By splitting bigger decisions into smaller ones, it’s possible to spread the burden of decision-making across several people, although care must be taken to avoid making all of the sub-decisions in isolation (or being overly reliant on theoretical models as per the Ludic Fallacy)  – which is why the ultimate decision (“should we do this change?”) is best taken in the context of the real world situation in your organisation – you and I know this as the CAB.

Most change managers and change approvers know this concept of splitting up big decisions intuitively, which is why we reject poor quality change records, ask for peer reviews, demand to see a test completion report and make people wait for CAB.

The concept of a change process then is a good one.
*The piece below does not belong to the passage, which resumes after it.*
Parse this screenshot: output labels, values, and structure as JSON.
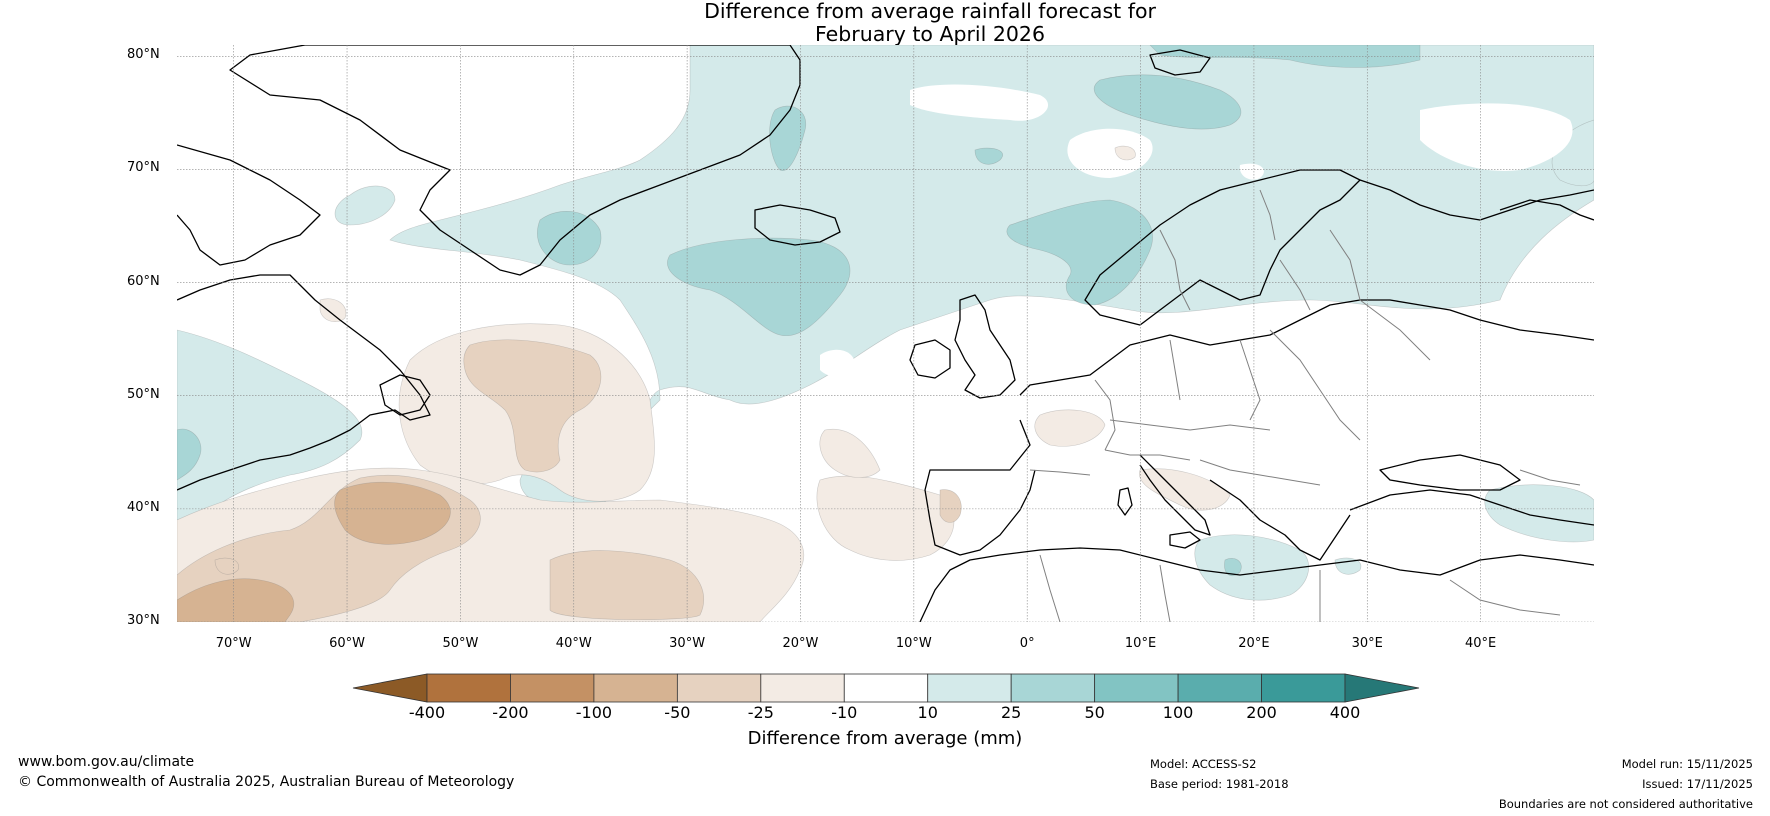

It leads the requestors, assessors and approvers through a logical sequence of smaller decision-making until there is enough information to make that ultimate decision in a relatively straightforward manner with good information to base it on. This process can take days, especially as many of the smaller-decision makers have day jobs, which is why many organisations have weekly scheduled CABs and cutoff dates.

But the benefit of smaller decisions is missing from emergency changes because they simply don’t have time – they’re emergencies. The smaller decisions end up getting rushed (“well, it’s got half an implementation plan, and we tested a bit of it, is that good enough?”) and the burden of the smaller decisions gets pushed to the emergency change approver – which despite good intentions in your emergency change policy can end up being a single senior manager, or sometimes the change manager alone.

If this happens once a month, it’s probably not a big deal. The person who ends up being asked to decide might take a little time to ask a few people their opinions, form an emergency CAB, push back on some shoddy testing, rework the implementation plan, speak to the business and so on. But if it happens several times a day, that person is going to get fatigued, stressed, and ultimately end up making bad decisions.

And this is the problem with having too many emergency changes. Bad or rushed decisions either mean blocking something the business really needs through being too risk averse, or present an unnecessarily high risk to your production services by being too relaxed.